We left with a giant packet of info that went over every part of the process, including required bloodwork and counseling, cryogenics, and of course finances.  He told me to continue taking the Metformin and working at losing weight until we saw him again.  When we left, I was a bit unsure how to end our visit with Dr. Larry.  With all the info that we shared, I felt a handshake was not sufficient for such old friends who had shared conversations that no one should ever have with another human being...
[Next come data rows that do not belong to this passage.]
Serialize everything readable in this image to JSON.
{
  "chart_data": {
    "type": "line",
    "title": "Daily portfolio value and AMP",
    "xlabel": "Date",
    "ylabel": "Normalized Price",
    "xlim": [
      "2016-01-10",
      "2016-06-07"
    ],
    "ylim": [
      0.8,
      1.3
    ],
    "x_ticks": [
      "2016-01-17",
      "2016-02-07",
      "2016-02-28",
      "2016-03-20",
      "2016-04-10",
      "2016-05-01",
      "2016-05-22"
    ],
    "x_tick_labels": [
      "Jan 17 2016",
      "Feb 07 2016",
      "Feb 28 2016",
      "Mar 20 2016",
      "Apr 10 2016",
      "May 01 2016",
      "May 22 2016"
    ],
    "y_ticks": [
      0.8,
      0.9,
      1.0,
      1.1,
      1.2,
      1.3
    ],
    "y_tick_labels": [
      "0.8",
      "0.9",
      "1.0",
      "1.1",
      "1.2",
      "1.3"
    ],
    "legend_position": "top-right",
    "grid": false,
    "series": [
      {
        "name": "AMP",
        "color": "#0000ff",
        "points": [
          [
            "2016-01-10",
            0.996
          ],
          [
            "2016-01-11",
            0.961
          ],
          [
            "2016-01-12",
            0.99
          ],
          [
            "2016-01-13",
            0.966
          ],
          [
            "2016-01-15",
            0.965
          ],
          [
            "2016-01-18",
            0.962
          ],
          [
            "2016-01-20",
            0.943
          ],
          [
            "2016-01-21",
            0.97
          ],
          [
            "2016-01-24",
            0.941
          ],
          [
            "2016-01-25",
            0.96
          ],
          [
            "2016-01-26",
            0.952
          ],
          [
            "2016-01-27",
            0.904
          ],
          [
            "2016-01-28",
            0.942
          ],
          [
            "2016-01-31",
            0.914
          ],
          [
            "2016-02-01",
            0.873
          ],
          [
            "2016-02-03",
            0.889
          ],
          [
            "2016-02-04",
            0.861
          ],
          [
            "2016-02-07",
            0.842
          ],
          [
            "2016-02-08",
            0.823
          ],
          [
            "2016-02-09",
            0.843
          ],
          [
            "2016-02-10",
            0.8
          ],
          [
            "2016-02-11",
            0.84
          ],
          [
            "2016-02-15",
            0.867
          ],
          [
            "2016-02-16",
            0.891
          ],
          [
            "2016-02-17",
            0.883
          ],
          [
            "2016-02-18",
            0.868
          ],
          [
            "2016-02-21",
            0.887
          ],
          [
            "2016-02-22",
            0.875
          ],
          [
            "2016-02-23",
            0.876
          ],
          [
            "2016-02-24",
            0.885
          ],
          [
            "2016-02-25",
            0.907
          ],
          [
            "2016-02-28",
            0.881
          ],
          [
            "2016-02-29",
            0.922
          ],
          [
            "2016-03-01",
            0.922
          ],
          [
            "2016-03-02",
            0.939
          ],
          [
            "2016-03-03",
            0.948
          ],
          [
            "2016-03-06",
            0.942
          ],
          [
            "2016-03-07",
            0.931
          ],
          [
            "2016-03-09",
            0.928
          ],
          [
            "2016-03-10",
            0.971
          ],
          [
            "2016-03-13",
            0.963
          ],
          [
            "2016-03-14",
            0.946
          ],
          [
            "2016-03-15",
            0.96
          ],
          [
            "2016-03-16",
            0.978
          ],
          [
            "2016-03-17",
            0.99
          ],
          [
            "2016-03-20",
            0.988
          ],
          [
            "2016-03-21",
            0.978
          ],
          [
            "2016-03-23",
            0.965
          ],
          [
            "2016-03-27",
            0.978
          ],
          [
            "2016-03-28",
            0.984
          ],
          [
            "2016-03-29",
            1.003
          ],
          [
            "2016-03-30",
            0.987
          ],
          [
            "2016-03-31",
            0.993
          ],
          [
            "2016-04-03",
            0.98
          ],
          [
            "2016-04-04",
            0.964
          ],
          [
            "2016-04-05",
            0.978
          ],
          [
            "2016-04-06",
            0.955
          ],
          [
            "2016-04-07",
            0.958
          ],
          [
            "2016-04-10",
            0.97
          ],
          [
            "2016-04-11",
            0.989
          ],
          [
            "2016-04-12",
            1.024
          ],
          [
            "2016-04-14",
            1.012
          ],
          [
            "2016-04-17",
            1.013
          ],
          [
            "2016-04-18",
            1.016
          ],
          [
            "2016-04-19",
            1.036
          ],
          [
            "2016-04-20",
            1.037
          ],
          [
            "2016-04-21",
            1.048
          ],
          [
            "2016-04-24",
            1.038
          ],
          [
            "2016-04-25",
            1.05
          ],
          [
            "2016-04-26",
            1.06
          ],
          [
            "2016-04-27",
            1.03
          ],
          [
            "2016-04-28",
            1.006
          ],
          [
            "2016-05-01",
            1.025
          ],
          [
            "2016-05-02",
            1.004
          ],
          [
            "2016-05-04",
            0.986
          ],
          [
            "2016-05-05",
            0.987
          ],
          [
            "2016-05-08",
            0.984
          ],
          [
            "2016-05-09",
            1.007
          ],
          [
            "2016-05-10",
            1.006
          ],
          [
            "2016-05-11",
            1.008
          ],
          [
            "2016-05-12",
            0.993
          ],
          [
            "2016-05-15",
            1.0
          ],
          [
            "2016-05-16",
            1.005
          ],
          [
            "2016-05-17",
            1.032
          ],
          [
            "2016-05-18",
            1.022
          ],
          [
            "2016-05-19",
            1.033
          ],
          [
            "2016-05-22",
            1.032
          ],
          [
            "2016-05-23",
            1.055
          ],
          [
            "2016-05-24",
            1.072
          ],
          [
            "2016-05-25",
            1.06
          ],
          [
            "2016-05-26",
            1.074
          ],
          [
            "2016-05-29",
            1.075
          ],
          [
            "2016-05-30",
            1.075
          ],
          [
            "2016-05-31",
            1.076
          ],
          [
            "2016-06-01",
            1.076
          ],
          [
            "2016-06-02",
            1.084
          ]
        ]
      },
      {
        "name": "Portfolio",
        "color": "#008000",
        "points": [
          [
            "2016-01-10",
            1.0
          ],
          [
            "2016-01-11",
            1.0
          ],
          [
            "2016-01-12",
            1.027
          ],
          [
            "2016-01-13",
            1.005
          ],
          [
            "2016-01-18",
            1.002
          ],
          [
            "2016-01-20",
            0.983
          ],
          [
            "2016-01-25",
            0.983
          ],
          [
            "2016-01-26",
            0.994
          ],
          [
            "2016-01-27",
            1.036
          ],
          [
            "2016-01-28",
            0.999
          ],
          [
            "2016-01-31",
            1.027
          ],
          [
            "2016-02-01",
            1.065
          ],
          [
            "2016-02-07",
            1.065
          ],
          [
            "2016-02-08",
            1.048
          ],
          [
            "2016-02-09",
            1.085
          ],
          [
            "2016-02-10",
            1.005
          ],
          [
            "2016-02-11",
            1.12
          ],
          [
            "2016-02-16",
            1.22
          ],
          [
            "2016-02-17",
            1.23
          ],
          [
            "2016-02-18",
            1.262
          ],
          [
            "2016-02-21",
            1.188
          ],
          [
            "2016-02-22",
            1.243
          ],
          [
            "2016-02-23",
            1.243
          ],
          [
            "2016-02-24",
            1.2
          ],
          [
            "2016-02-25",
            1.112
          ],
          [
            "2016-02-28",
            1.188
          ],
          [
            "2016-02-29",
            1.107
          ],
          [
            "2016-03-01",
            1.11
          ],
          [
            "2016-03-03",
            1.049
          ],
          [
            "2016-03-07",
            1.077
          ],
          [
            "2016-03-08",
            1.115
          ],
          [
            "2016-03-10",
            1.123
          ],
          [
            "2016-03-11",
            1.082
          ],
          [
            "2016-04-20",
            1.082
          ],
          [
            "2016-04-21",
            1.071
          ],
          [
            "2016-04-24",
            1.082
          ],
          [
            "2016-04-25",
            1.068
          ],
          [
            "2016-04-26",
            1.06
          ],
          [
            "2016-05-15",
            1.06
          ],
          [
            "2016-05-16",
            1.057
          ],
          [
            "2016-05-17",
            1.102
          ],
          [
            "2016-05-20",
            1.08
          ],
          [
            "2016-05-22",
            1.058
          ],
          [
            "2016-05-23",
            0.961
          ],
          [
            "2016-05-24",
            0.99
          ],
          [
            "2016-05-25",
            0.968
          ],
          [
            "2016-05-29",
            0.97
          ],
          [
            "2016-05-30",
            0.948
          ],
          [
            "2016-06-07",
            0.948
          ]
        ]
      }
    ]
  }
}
  1. I enjoy reading your story and how you got to where you are now. I hope April brings you the baby you and your DH have wanted and prayed for for so long!

  2. I hate answering personal questions in front of doctors. Were you in the room when your hubby got examined by a urologist? That was by far the most uncomfortable I've ever been :)

  3. Marianne, I was in the room. I felt awkward at first, but then figured I'd already seen everything the doc was looking at! haha

  4. Saw your LFCA post. Wishing your hubby a speedy recovery and congrats on having sperm! Good luck with everything.

  5. Don't ya just love how IF takes away all of your modesty? I have decided to be open about the whole process. I find that after you have to be that open with your Docs and all the nursed and med students and whoever else the feel need to be in the room, why try to hide anything?

  6. Azoospermia really bites. Really!
    It sounds like you've been through the ringer already. But guess what? APRIL is here! and April has started off pretty freaking steller at our home! I hope that your april follows suite :)

    I have a page where I am tracking our costs too, and am going to include a link to your site. It think it is so helpful to be able to see what others are paying and negotiate with our dr.'s who otherwise can charge us whatever they want... at least it sure feels that way.

    Best of luck on your journey!

  7. Wow, they get right to the point eh? I don't remember my doc asking questions that specific, but I'm sure they have good reason, and it's just another day at the office for them!